We've done a lot since we got back to Salt Lake one month ago today, including meeting up with friends and "field trips" with the grand kids -- like Mia's and my day-long excursion to the brand new Salt Lake Aquarium followed by the 3-D Lego movie.

We've taken our two cars (our tow car plus a car we leave in SLC while on the road) and our rig in for check ups and gotten a lot of work done -- transmissions flushes, brake jobs, etc.  The vehicles should be in good shape mechanically when we get back on the road.  We also ordered a new window blind for our rig, as the one near the dinette finally broke and we're not of the mind or patience to re-string it. And Jim got a Direct TV satellite set up for the rig that he'll be experimenting with very soon.

On Sunday, daughter Ashley, SIL Shad, our two grand children and I marched in the local Pride parade.  Good friend Debbie is manager of the Salt Lake City Library (the most beautiful building in SLC -- get a peek at it here) and asked if we wanted to march in the library's entry.  We said sure! Ash and Shad pushed Mia and Marshall in their stroller as we walked the probably mile-and-a-half parade route.  I hadn't been in a parade since Memorial Day 1969 when I marched from my high school to a cemetery while playing my trombone. 
When we first got back to SLC, we had peacocks in our yard.  The peacocks moved on, but now we have baby grosbeaks just feet away from our back door.
Another event since we've been home was SIL Shad receiving his Master in Public Health. From L to R:  Daughter, Ashley, Marshall and Shad.

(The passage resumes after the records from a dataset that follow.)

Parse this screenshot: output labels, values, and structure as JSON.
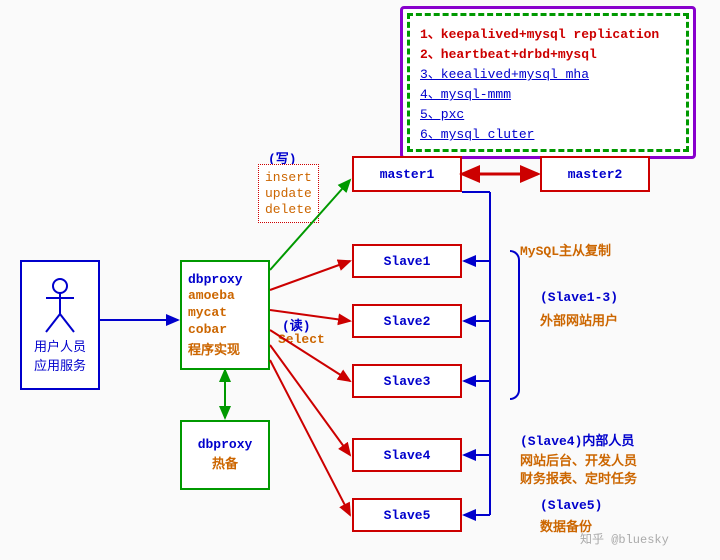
{
  "legend": {
    "row1a": "1、keepalived+mysql replication",
    "row1b": "2、heartbeat+drbd+mysql",
    "row2a": "3、keealived+mysql mha",
    "row2b": "4、mysql-mmm",
    "row2c": "5、pxc",
    "row2d": "6、mysql cluter"
  },
  "user": {
    "line1": "用户人员",
    "line2": "应用服务"
  },
  "dbproxy": {
    "title": "dbproxy",
    "l1": "amoeba",
    "l2": "mycat",
    "l3": "cobar",
    "l4": "程序实现",
    "hot_title": "dbproxy",
    "hot_sub": "热备"
  },
  "write": {
    "label": "(写)",
    "op1": "insert",
    "op2": "update",
    "op3": "delete"
  },
  "read": {
    "label": "(读)",
    "op": "Select"
  },
  "nodes": {
    "master1": "master1",
    "master2": "master2",
    "slave1": "Slave1",
    "slave2": "Slave2",
    "slave3": "Slave3",
    "slave4": "Slave4",
    "slave5": "Slave5"
  },
  "annos": {
    "repl": "MySQL主从复制",
    "s13_hdr": "(Slave1-3)",
    "s13_txt": "外部网站用户",
    "s4_hdr": "(Slave4)内部人员",
    "s4_l1": "网站后台、开发人员",
    "s4_l2": "财务报表、定时任务",
    "s5_hdr": "(Slave5)",
    "s5_txt": "数据备份"
  },
  "watermark": "知乎 @bluesky"
}
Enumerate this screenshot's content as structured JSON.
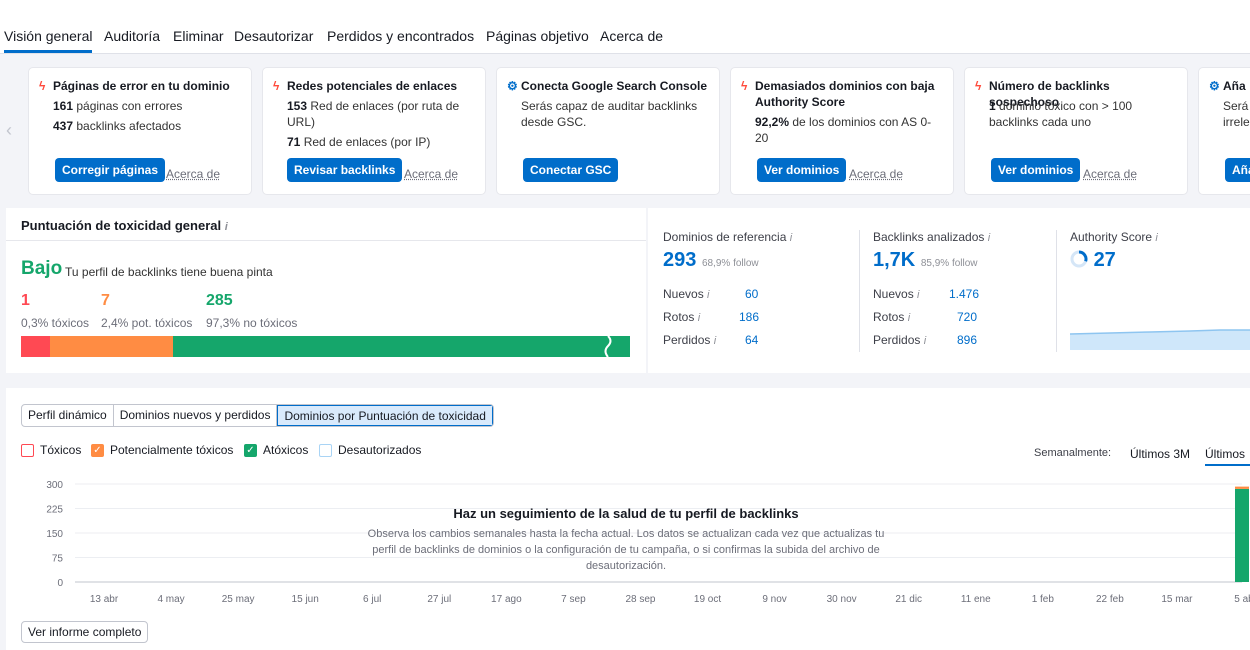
{
  "tabs": [
    "Visión general",
    "Auditoría",
    "Eliminar",
    "Desautorizar",
    "Perdidos y encontrados",
    "Páginas objetivo",
    "Acerca de"
  ],
  "cards": [
    {
      "title": "Páginas de error en tu dominio",
      "icon": "bolt-icon",
      "lines": [
        {
          "n": "161",
          "t": " páginas con errores"
        },
        {
          "n": "437",
          "t": " backlinks afectados"
        }
      ],
      "button": "Corregir páginas",
      "link": "Acerca de"
    },
    {
      "title": "Redes potenciales de enlaces",
      "icon": "bolt-icon",
      "lines": [
        {
          "n": "153",
          "t": " Red de enlaces (por ruta de URL)"
        },
        {
          "n": "71",
          "t": " Red de enlaces (por IP)"
        }
      ],
      "button": "Revisar backlinks",
      "link": "Acerca de"
    },
    {
      "title": "Conecta Google Search Console",
      "icon": "gear-icon",
      "lines": [
        {
          "n": "",
          "t": "Serás capaz de auditar backlinks desde GSC."
        }
      ],
      "button": "Conectar GSC",
      "link": ""
    },
    {
      "title": "Demasiados dominios con baja Authority Score",
      "icon": "bolt-icon",
      "lines": [
        {
          "n": "92,2%",
          "t": " de los dominios con AS 0-20"
        }
      ],
      "button": "Ver dominios",
      "link": "Acerca de"
    },
    {
      "title": "Número de backlinks sospechoso",
      "icon": "bolt-icon",
      "lines": [
        {
          "n": "1",
          "t": " dominio tóxico con > 100 backlinks cada uno"
        }
      ],
      "button": "Ver dominios",
      "link": "Acerca de"
    },
    {
      "title": "Aña",
      "icon": "gear-icon",
      "lines": [
        {
          "n": "",
          "t": "Será irrele"
        }
      ],
      "button": "Aña",
      "link": ""
    }
  ],
  "toxicity": {
    "title": "Puntuación de toxicidad general",
    "level": "Bajo",
    "level_text": "Tu perfil de backlinks tiene buena pinta",
    "counts": [
      {
        "value": "1",
        "label": "0,3% tóxicos",
        "color": "#ff4953",
        "share": 0.003
      },
      {
        "value": "7",
        "label": "2,4% pot. tóxicos",
        "color": "#ff8c43",
        "share": 0.024
      },
      {
        "value": "285",
        "label": "97,3% no tóxicos",
        "color": "#15a66b",
        "share": 0.973
      }
    ]
  },
  "stats": {
    "ref_domains": {
      "title": "Dominios de referencia",
      "value": "293",
      "sub": "68,9% follow",
      "rows": [
        {
          "label": "Nuevos",
          "value": "60"
        },
        {
          "label": "Rotos",
          "value": "186"
        },
        {
          "label": "Perdidos",
          "value": "64"
        }
      ]
    },
    "backlinks": {
      "title": "Backlinks analizados",
      "value": "1,7K",
      "sub": "85,9% follow",
      "rows": [
        {
          "label": "Nuevos",
          "value": "1.476"
        },
        {
          "label": "Rotos",
          "value": "720"
        },
        {
          "label": "Perdidos",
          "value": "896"
        }
      ]
    },
    "authority": {
      "title": "Authority Score",
      "value": "27"
    }
  },
  "chart_section": {
    "views": [
      "Perfil dinámico",
      "Dominios nuevos y perdidos",
      "Dominios por Puntuación de toxicidad"
    ],
    "selected_view": 2,
    "filters": [
      {
        "label": "Tóxicos",
        "checked": false,
        "color": "#ff4953"
      },
      {
        "label": "Potencialmente tóxicos",
        "checked": true,
        "color": "#ff8c43"
      },
      {
        "label": "Atóxicos",
        "checked": true,
        "color": "#15a66b"
      },
      {
        "label": "Desautorizados",
        "checked": false,
        "color": "#a9d4f5"
      }
    ],
    "period_label": "Semanalmente:",
    "periods": [
      "Últimos 3M",
      "Últimos"
    ],
    "overlay_title": "Haz un seguimiento de la salud de tu perfil de backlinks",
    "overlay_text": "Observa los cambios semanales hasta la fecha actual. Los datos se actualizan cada vez que actualizas tu perfil de backlinks de dominios o la configuración de tu campaña, o si confirmas la subida del archivo de desautorización.",
    "full_report_button": "Ver informe completo"
  },
  "chart_data": {
    "type": "bar",
    "title": "",
    "xlabel": "",
    "ylabel": "",
    "ylim": [
      0,
      300
    ],
    "yticks": [
      "300",
      "225",
      "150",
      "75",
      "0"
    ],
    "categories": [
      "13 abr",
      "4 may",
      "25 may",
      "15 jun",
      "6 jul",
      "27 jul",
      "17 ago",
      "7 sep",
      "28 sep",
      "19 oct",
      "9 nov",
      "30 nov",
      "21 dic",
      "11 ene",
      "1 feb",
      "22 feb",
      "15 mar",
      "5 ab"
    ],
    "series": [
      {
        "name": "Atóxicos",
        "color": "#15a66b",
        "values": [
          0,
          0,
          0,
          0,
          0,
          0,
          0,
          0,
          0,
          0,
          0,
          0,
          0,
          0,
          0,
          0,
          0,
          285
        ]
      },
      {
        "name": "Potencialmente tóxicos",
        "color": "#ff8c43",
        "values": [
          0,
          0,
          0,
          0,
          0,
          0,
          0,
          0,
          0,
          0,
          0,
          0,
          0,
          0,
          0,
          0,
          0,
          7
        ]
      }
    ]
  }
}
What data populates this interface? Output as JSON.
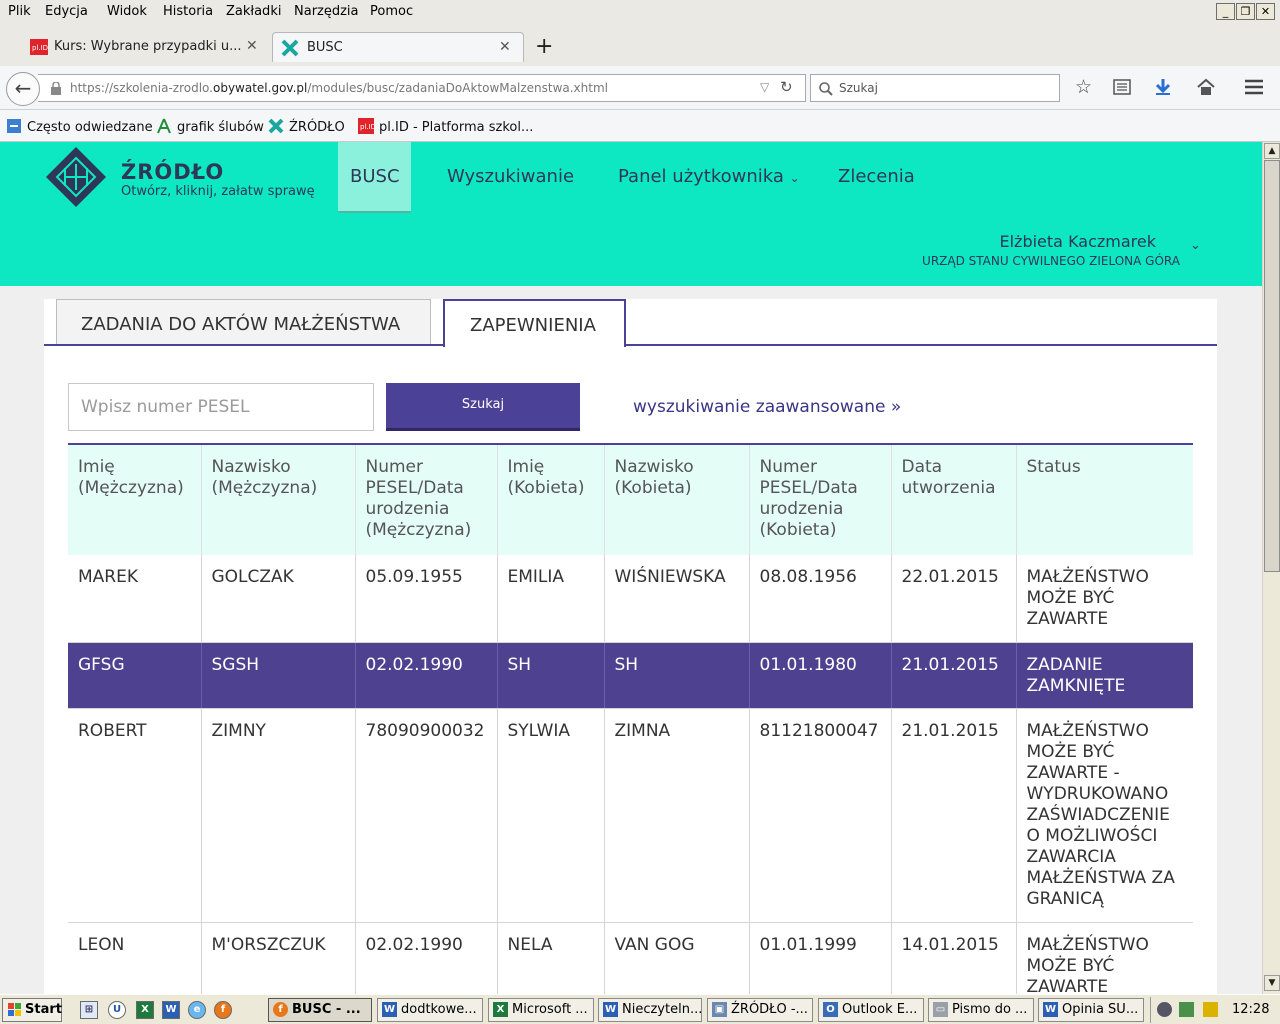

Mia on her field trip day with Grandma.
A photo I took while walking in the Salt Lake City Pride parade.  I could not believe how many people were cheering along the sidelines.  Amazing.  I heard there were 150 entries in the parade, but the one bad thing about being in the parade is that you don't see many other entries.
My friend, Debbie, who manages the Salt Lake City Main Library, me, fellow marcher/book group member Sue, and Sue's mom.  
Marshall and Mia with one of the signs Mia and her mom carried at the Pride parade.  Another library sign read "This parade brought to you by the letters L, G, B and T." Music from a library van played "Reading Rainbow."